Part of it is that I am perpetually starved for both sleep and rejuvenating alone time. When I was younger, I really had no obligations to anyone except myself; these days, I am expected to be things to people (parent, spouse, teacher, advisor, emergency contact, principal investigator). I am finally catching up at work in terms all the papers that have to go out or get revised and resubmitted; I cannot just drop work for weeks because the summer is not endless and I don’t want to get into the proposal writings season with a backlog. As lyra211 says, “It’s terrifying how quickly it feels like academia can pass you by! Some of that pressure is self-imposed, but not all of it.”
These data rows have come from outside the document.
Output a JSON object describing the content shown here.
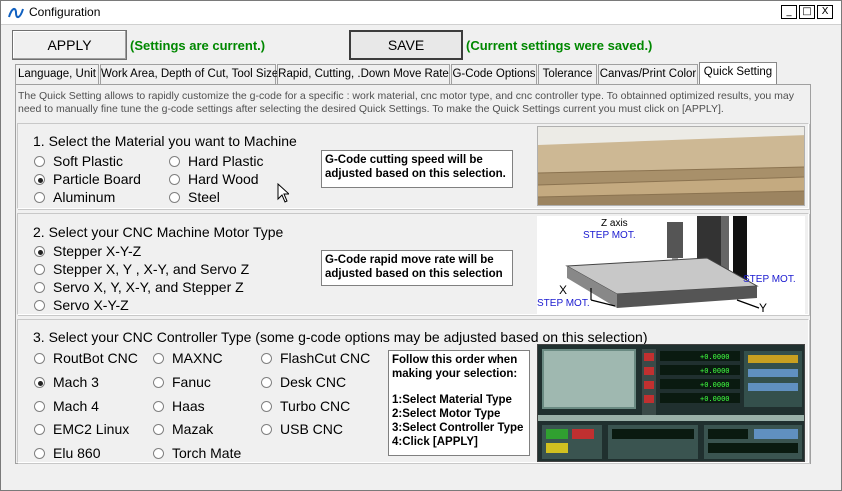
{
  "window": {
    "title": "Configuration",
    "controls": {
      "minimize": "_",
      "maximize": "□",
      "close": "X"
    }
  },
  "toolbar": {
    "apply_label": "APPLY",
    "apply_status": "(Settings are current.)",
    "save_label": "SAVE",
    "save_status": "(Current settings were saved.)"
  },
  "tabs": [
    {
      "label": "Language, Unit"
    },
    {
      "label": "Work Area, Depth of Cut, Tool Size"
    },
    {
      "label": "Rapid, Cutting, .Down Move Rate"
    },
    {
      "label": "G-Code Options"
    },
    {
      "label": "Tolerance"
    },
    {
      "label": "Canvas/Print Color"
    },
    {
      "label": "Quick Setting"
    }
  ],
  "active_tab": "Quick Setting",
  "description": "The Quick Setting allows to rapidly customize the g-code for a specific : work material, cnc motor type, and cnc controller type. To obtainned optimized results, you may need to manually  fine tune the g-code settings after selecting the desired Quick Settings. To make the Quick Settings current you must click on [APPLY].",
  "material": {
    "title": "1. Select the Material you want  to Machine",
    "options": [
      "Soft Plastic",
      "Hard Plastic",
      "Particle Board",
      "Hard Wood",
      "Aluminum",
      "Steel"
    ],
    "selected": "Particle Board",
    "info": "G-Code cutting speed will be adjusted based on this selection."
  },
  "motor": {
    "title": "2. Select your CNC Machine Motor Type",
    "options": [
      "Stepper X-Y-Z",
      "Stepper X, Y , X-Y, and Servo Z",
      "Servo X, Y, X-Y, and Stepper Z",
      "Servo X-Y-Z"
    ],
    "selected": "Stepper X-Y-Z",
    "info": "G-Code rapid move rate will be adjusted based on this selection",
    "diagram": {
      "z_axis": "Z axis",
      "step_mot_z": "STEP MOT.",
      "step_mot_y": "STEP MOT.",
      "step_mot_x": "STEP MOT.",
      "x_label": "X",
      "y_label": "Y"
    }
  },
  "controller": {
    "title": "3. Select your CNC Controller Type (some g-code options may be adjusted based on this selection)",
    "options": [
      "RoutBot CNC",
      "MAXNC",
      "FlashCut CNC",
      "Mach 3",
      "Fanuc",
      "Desk CNC",
      "Mach 4",
      "Haas",
      "Turbo CNC",
      "EMC2 Linux",
      "Mazak",
      "USB CNC",
      "Elu 860",
      "Torch Mate"
    ],
    "selected": "Mach 3",
    "instructions": {
      "intro": "Follow this order when making your selection:",
      "step1": "1:Select Material Type",
      "step2": "2:Select Motor Type",
      "step3": "3:Select Controller Type",
      "step4": "4:Click [APPLY]"
    },
    "screenshot_values": [
      "+0.0000",
      "+0.0000",
      "+0.0000",
      "+0.0000"
    ]
  },
  "colors": {
    "status_green": "#008800",
    "diagram_blue": "#1a1ad0",
    "board_tan": "#c9b08a"
  }
}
Another part is that the work I do these days ranges from mind-numbingly boring to intellectually and possibly emotionally taxing. I didn’t feel work being taxing when I was younger possibly because I was my own sole focus. Now everything I do (or avoid doing) has repercussions on someone else.
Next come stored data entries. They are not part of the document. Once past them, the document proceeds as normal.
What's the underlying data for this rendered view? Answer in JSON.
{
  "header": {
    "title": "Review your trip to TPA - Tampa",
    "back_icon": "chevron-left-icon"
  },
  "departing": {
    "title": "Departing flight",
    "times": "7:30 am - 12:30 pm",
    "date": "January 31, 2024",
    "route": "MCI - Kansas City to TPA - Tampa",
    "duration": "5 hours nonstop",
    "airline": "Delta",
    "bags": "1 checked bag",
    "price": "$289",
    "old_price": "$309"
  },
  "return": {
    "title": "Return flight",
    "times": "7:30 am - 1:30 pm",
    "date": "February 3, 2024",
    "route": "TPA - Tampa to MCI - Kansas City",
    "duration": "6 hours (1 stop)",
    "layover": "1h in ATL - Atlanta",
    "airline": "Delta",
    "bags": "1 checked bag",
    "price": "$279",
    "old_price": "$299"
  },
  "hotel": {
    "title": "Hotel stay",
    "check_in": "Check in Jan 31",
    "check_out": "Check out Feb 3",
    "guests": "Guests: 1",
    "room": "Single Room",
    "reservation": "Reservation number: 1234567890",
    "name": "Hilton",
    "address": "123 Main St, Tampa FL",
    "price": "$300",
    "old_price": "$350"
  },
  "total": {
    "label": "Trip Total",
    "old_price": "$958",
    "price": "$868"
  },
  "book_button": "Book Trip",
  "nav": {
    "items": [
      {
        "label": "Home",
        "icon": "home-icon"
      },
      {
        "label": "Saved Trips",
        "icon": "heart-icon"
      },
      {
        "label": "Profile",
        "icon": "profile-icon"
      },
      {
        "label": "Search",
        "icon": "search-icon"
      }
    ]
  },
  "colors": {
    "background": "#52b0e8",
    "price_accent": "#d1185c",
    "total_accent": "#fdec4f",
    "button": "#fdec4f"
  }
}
Then there’s the clarity of goals. When I was younger, doing work was more like rock-climbing. You could see the pinnacle, you could see where you needed to put your foot next in order to get closer to the goal. (I originally misspelled “goal” as “goad”; what would Freud say about that?)
Working today is more like trying to not drown in a muddy swamp. You seem to recall that getting out of the swamp was the original idea, but you are not clear if that’s true any more and don’t remember which way the exit is supposed to be. Your limbs get tangled in vines, which pull you down and make it harder to move. So not sinking below the surface of the muddy water turns out to be the real goal on any given day.
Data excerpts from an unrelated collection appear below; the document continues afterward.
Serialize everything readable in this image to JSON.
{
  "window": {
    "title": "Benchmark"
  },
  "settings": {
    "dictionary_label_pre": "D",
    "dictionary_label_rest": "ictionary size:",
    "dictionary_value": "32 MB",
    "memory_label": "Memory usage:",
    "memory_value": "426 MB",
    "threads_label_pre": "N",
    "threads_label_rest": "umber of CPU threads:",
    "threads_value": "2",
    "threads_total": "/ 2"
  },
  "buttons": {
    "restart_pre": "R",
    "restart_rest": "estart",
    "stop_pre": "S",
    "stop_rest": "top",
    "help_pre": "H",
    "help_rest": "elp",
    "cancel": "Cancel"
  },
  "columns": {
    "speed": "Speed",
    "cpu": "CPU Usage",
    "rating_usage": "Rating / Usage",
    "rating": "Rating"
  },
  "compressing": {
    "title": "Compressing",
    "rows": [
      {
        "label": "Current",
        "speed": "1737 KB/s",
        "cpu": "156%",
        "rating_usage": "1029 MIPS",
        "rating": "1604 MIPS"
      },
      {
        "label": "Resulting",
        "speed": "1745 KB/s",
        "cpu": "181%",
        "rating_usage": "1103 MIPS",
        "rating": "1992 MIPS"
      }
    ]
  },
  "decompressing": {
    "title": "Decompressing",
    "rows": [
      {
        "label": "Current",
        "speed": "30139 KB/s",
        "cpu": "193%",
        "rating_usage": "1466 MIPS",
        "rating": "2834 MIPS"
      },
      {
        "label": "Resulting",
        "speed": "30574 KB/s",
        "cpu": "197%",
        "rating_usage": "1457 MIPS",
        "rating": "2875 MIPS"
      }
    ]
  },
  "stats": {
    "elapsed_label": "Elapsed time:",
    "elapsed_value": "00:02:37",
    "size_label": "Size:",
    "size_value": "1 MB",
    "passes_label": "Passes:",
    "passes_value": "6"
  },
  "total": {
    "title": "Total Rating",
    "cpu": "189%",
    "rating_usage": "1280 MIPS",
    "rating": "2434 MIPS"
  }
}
I will comment on this, but first I have to go watch a cat video and send an email and look something up…
🙂
I feel this.
Also right now I have a high stakes high reward project with confusing results as a whole (clear results in parts) and I don’t know how best to package it to aim for the top. If I were just aiming for my standard top field journal it would be a lot less stressful because I could just pick one and not second-guess myself.
The cleanest results aren’t “of general interest” but the “of general interest” results are only clean for one of the samples, and not the most externally valid sample. But the most externally valid sample has a lot of stuff going on and I don’t have enough observations to get into the weeds about what is making things different. However, these results are even cleaner for the “not of general interest” findings. So… it’s hard and requires a lot of hard thinking. And I’m afraid of new results because they contradict the theories from the old results which means I have to come up with yet another set of packaging. Because top general interest journals want everything packaged with nice results. Can’t just have the package and not as nice results. And there’s the layer of me being female and not at a top school which means everything I do has to be even cleaner. *sigh*
On top of that I have 4 or 5 other projects with deadlines that are distracting me but I really need to work on this one. Which means I spend more time with analysis paralysis => procrastination.
The clarity (or inclarity) of goals…this is exactly it for me. When I know the next step, and why I’m taking it, and where its going to get me, its motivating in a way that this murkier “progress” isn’t.
I procrastinate so much less as a PI than a grad student because I am less overcome by feelings of failure all the time. As a grad student, I always worried I was letting my adviser down and that I was too stupid and slow. I feel like I’m serving my trainees okay. Even when I’m tired, there’s always some dumb administrative thing I could be doing. All that said, I know I procrastinate on some of the “hard thinking” strategic contemplation I need to do about which lines of investigation should be highest priority.
nicoleandmaggie, I think I know what that’s like. Swing for the fences and iterate with feedback. Good luck.
Hmm, I guess I procrastinate on filling out camp and after-care forms, too. But as you say, that is because they are pointlessly painful. They need to go electronic and allow me to copy most of the info from the prior year!
I’ve never been much of a procrastinator. I do find myself cutting things closer these days than I used to, but that is generally because I’ve been overly optimistic in what I signed up to do. It is one of my biggest time management challenges! My kanban board helps, but I still occasionally end up overclocked. I just squeaked an article submission in under the “end of the month” deadline this morning, for instance.
@Nicoleandmaggie, I feel you pain. I have no advice, but am sending “good decision making” and “smooth data analysis ” vibes your way!
nicoleandmaggie, I am of two (or more) minds on this one. Do you have some sort of deadline on this paper? E.g., does a student graduating or your grant submission depend on this paper being out? If not, I’d say aim high. If the worst thing that can happen is that you lose some time, and you aren’t pressed for it, then I say go for it. You can always put it in the sure-thing journal later.
But if you think just a review and potential rejection at a top journal would alert others to what you are seeing, so they might not only reject but shortly thereafter scoop you, then I’d say sit tight on your general interest story. Publish the sure thing and hold cards close to chest, and collect more data, then strike with a more complete story a little later.